Si la journée des Tuiles est un événement majeur dans le déclenchement de la révolution dauphinoise, c’est contre les aspirations grenobloises que l’Assemblée constituante décide en 1789 de mettre fin aux anciennes provinces. Elle procède à un nouveau découpage territorial répondant aux vœux de beaucoup : « En vain menace-t-on de la prépondérance de la ville de Paris. Si l’on doit appréhender la trop grande influence des capitales, la province de Dauphiné n’auroit-elle pas toutes sortes de raisons pour craindre celle de la ville de Grenoble » proclament alors les consuls de Vienne. Le projet proposé par ces derniers de créer un département des Montagnes s’étendant de Grenoble à Briançon et Gap est cependant unanimement rejeté au profit du département du Nord-Dauphiné, renommé ensuite département de l’Isère. Le 9 juillet 1790, Grenoble est désignée comme chef-lieu par 286 voix contre 267 à Moirans, fortement soutenue par Vienne.
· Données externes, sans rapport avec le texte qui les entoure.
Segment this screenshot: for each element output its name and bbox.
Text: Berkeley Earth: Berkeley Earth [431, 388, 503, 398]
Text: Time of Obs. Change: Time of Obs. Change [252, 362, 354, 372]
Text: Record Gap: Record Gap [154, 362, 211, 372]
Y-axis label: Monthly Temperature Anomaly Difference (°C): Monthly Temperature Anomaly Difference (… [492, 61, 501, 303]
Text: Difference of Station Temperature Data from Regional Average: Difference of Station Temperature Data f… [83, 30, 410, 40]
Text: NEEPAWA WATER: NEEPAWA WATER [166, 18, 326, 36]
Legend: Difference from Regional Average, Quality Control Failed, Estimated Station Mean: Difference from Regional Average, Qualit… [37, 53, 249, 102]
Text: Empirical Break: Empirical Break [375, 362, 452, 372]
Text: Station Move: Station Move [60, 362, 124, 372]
« La Révolution porte un coup décisif à l’influence politique et judiciaire de Grenoble. La destruction systématique des institutions de l’appareil monarchique donne davantage de poids aux pouvoirs locaux et aux milieux sociaux traditionnellement enclins à les investir » (S. Turc). La ganterie d’un côté, l’armée de l’autre constituent parmi les principaux ferments de l’activité urbaine. La ville récupère par ailleurs dès l’an VIII une cour d’appel qui s’étend sur les trois départements issus de l’ancienne province de Dauphiné, tandis que l’université supprimée en 1565 est rétablie en 1806.
C’est également à cette période que sont fondées à Grenoble trois grandes institutions culturelles : la première bibliothèque publique, le musée de peinture et un cabinet d’histoire naturelle, futur muséum.